His bands create under the belief that improvisational music can benefit from cutting-edge music technology and explores what combining those two worlds creates.
With a foundation rooted in Jazz, Black American musical tradition, and digital audio production, these styles become fused together to create music that mimics the modern soundscape.
As a sideman, he has performed with artists such as Les Amazones D'afrique, Yaya Bey, and Marc Cary. He plans to continue his professional study of music together with promoting humanitarian work through world travel and cultural exploration.
Sweet Corey-Bey (They/Them/Theirs)
Sweet Corey-Bey is a transgender musician, cultural organizer from Gorgeous Prince George’s County, Maryland and based in Southwest Philadelphia.
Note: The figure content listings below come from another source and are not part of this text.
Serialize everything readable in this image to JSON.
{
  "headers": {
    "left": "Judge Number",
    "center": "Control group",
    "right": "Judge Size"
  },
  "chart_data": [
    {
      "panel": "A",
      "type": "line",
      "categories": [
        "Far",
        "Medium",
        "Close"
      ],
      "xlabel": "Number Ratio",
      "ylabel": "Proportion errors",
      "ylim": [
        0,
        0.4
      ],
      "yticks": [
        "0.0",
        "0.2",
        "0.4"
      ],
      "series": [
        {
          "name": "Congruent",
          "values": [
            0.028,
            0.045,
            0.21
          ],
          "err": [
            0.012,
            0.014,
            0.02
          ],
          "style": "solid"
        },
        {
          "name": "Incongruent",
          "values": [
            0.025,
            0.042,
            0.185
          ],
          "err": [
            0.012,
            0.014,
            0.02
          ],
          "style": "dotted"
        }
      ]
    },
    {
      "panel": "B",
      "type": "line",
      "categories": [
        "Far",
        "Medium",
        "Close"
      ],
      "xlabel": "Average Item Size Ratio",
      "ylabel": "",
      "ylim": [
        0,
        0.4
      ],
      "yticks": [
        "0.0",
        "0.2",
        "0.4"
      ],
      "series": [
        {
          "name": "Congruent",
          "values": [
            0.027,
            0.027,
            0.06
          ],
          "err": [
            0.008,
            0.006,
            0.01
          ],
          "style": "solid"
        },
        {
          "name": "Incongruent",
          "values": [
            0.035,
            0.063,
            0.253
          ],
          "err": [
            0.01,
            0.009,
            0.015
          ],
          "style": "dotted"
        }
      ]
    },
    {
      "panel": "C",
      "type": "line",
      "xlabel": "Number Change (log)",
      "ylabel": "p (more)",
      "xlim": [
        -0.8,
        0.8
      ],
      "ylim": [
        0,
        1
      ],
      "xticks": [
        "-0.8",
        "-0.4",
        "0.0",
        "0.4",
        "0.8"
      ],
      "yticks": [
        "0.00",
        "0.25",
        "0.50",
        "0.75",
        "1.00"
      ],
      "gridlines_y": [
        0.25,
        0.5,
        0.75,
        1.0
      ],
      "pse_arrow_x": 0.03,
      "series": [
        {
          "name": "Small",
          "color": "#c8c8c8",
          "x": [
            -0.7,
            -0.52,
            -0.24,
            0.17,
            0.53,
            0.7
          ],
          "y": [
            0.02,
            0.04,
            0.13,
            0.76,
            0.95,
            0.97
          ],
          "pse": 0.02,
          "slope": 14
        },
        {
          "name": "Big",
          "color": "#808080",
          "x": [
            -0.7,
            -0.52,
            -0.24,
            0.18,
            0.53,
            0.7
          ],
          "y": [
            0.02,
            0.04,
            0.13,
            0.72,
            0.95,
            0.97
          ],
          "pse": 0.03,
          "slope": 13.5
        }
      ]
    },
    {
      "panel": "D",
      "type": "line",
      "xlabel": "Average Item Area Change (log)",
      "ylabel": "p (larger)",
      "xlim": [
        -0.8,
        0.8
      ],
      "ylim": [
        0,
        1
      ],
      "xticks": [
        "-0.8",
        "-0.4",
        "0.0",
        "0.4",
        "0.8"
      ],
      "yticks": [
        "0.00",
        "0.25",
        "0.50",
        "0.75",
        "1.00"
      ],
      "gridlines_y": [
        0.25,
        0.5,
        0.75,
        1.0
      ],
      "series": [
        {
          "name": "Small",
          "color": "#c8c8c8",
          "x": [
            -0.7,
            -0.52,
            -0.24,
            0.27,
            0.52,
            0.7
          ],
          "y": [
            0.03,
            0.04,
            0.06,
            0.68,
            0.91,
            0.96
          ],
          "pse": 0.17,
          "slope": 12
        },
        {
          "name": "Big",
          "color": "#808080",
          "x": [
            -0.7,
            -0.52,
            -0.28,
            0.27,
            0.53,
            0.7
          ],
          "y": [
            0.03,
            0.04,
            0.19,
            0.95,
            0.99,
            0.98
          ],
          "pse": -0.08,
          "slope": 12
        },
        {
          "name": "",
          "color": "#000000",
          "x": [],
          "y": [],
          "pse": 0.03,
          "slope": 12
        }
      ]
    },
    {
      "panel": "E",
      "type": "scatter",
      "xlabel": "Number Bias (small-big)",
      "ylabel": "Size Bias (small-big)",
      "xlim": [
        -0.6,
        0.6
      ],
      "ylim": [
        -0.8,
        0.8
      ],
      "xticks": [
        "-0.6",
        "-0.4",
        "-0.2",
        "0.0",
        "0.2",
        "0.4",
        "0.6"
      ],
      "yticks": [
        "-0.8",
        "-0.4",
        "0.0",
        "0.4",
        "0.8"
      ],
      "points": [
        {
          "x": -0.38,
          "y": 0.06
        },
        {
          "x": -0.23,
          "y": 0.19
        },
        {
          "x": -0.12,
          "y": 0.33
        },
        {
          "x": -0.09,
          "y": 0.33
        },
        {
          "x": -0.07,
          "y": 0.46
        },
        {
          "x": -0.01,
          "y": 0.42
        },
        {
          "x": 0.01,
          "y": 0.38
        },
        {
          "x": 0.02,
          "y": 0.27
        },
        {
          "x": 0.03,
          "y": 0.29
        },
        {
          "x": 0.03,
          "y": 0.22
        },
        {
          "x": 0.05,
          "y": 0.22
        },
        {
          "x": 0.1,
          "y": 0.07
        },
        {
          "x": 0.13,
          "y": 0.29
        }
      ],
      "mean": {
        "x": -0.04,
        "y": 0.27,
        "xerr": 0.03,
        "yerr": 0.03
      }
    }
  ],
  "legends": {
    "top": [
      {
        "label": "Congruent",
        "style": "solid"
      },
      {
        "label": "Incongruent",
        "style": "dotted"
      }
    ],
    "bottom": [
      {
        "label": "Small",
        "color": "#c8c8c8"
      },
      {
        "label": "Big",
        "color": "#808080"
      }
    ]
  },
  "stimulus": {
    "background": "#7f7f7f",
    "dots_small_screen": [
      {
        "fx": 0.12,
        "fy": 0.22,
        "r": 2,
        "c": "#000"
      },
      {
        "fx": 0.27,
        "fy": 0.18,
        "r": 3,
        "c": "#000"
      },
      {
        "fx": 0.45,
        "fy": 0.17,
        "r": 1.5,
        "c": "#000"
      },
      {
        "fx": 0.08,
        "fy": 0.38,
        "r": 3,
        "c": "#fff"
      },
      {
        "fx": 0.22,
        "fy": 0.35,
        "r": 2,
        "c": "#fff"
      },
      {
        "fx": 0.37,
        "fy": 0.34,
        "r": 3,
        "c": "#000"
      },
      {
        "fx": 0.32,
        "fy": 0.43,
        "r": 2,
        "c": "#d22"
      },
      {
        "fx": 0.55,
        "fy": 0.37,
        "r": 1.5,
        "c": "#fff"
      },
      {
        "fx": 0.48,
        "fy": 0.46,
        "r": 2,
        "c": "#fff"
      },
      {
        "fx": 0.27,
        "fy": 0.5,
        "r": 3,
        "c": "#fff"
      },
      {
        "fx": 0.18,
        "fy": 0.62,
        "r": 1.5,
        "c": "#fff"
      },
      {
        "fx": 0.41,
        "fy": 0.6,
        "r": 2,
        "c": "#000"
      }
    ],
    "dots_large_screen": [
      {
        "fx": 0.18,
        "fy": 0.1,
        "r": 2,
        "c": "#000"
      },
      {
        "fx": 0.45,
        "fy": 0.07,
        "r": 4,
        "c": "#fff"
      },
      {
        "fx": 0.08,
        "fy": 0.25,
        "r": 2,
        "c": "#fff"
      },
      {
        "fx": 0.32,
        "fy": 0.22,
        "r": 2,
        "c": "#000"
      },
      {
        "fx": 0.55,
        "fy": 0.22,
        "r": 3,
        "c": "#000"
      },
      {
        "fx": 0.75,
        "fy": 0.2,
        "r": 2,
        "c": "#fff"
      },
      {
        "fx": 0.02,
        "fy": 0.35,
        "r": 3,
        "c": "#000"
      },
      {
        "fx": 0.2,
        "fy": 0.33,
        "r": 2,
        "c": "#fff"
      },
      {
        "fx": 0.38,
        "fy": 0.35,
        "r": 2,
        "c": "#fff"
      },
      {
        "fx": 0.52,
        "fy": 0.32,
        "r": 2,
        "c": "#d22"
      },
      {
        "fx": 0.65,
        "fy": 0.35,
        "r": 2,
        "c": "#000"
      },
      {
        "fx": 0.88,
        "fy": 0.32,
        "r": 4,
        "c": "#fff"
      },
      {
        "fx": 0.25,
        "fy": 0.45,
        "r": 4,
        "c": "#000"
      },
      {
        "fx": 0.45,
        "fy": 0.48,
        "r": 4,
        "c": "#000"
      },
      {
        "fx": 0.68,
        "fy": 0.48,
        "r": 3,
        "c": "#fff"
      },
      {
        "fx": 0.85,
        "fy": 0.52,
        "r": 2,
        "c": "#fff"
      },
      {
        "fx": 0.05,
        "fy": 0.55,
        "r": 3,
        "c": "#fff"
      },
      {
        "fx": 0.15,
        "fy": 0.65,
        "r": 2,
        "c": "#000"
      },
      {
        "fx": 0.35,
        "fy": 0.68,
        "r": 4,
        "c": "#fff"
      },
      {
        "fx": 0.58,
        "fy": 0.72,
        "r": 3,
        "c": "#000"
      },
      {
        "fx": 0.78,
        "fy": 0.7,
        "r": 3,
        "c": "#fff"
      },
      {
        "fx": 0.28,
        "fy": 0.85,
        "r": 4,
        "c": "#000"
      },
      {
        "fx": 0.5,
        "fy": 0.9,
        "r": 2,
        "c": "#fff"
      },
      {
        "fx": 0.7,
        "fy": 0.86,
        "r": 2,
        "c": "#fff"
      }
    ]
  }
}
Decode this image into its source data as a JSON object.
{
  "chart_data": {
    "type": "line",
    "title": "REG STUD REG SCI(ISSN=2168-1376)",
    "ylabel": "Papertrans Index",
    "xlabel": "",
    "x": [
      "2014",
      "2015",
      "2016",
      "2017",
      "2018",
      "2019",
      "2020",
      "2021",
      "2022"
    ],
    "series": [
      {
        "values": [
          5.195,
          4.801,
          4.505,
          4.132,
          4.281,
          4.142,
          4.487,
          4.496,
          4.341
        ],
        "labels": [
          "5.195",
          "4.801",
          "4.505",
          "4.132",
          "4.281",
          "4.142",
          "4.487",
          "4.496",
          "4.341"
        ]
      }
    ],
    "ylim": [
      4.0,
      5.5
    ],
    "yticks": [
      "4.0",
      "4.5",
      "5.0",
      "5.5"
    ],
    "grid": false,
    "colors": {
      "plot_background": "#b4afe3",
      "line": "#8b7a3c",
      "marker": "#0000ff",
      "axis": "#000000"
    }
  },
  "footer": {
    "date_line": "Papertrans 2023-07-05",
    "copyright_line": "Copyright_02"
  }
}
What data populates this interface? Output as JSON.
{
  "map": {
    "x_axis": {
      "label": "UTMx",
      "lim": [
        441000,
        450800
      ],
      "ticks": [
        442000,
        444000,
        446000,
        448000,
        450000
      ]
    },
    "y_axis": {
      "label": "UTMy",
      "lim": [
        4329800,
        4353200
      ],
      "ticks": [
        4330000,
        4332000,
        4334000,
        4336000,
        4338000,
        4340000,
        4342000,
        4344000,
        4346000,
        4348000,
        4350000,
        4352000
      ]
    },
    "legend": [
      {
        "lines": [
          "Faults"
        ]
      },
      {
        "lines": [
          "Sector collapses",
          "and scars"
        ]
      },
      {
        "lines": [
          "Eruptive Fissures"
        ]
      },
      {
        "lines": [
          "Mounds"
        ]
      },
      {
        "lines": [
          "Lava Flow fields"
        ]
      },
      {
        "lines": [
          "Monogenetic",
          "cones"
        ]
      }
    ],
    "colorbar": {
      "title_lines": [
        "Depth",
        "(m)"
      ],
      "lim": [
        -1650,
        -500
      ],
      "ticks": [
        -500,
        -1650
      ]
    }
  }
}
Sweet is a founding member, bassist, and bandleader of the genre bending artist collaborative Black Folks Don’t Swim?, noted by DC-ist for “it’s formula of fearless experimentation.”
As a performer, Sweet’s is rooted in the fundamental Black music traditions of Blues, Jazz, Funk, Gospel and Soul. They have supported artists such as YaYa Bey, Oh He Dead, and performed with local Philadelphia acts including Omar’s Hat and Karen Smith.
In 2023, they were an Artist Fellow of the Marsha P Johnson Institute in the inaugural Starship Artist fellowship Program.
Sweet’s work shifts cultural narratives building more liberatory worlds in the legacy of other Gender-Variant cultural workers.